Guerra se apresuró a contestarle:

-Querida mía, no saques las cosas de quicio. ¿A qué hablas de venir aquí, si sabes que yo he de ir a verte, como siempre?

-Es que no me lo habías dicho.

-Debías suponerlo. Ya sabes mi opinión sobre lo inconveniente, por ahora, de tu entrada en esta casa... Tú, que eres razonable, lo comprendías así, y seguirás comprendiéndolo... No, si no te echo en cara que hayas venido hoy: lo de hoy es una excepción. Has hecho bien en venir y me has dado un rato de consuelo. Después... ¡quién sabe!

-Sí, quedamos en que yo no vendría. (Disimulando su dolor.) Y tienes razón, tienes, razón. Por eso no pienso volver más. Pero dímelo con franqueza: ¿estarás muchos días sin ir a verme?

-¿Muchos días dices! ¡Qué disparates se te ocurren! No me atormentes. Bien sabes que yo... A ver, ¿tienes alguna queja de mí?

-¿Alguna dices? ¿alguna?

-¿Qué? ¿Pretendes que sean muchas?

-No pretendo nada. (Con efusión y acento de pueril abandono.) Si hay motivos de queja, todos te los perdono, todos los olvido con tal que me quieras... Pero no basta decírmelo: es preciso que yo lo vea. Quiéreme como yo me merezco, y lo mismo me da tu casa con honores de palacio, que la más fea choza de un tejar.
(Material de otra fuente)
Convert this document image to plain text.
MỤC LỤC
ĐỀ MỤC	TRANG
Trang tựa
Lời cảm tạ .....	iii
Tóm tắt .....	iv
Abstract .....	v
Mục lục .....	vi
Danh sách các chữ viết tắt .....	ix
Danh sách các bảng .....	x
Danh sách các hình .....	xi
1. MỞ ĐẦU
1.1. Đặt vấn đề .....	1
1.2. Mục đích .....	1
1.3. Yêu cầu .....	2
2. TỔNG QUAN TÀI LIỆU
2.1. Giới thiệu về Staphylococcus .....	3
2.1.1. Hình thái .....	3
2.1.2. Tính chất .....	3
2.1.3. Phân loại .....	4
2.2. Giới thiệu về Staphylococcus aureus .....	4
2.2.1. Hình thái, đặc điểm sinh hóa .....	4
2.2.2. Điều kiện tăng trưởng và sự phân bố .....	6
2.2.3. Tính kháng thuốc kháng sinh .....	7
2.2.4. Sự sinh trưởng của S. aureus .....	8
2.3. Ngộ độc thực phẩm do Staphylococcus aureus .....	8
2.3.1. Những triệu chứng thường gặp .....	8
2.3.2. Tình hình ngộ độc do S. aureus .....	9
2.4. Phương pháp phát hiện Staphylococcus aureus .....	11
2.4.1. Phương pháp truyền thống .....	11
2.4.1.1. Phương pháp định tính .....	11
Lo que yo quiero es tenerte a ti; las paredes no me importan...

Ángel contestó a estas enamoradas razones con otras que, si no tan por lo fino, eran cariñosas y sinceras. Deseaba que Dulcenombre se marchase, y para empujarla un poquito, le prometió verla pronto en su casa, trazó algunos proyectillos de vida común, como almuerzos allá, veladas, y se despidieron, él más tranquilo, ella recelosa y con el espíritu lleno de sombras. Su instinto amoroso olfateaba el abismo cercano.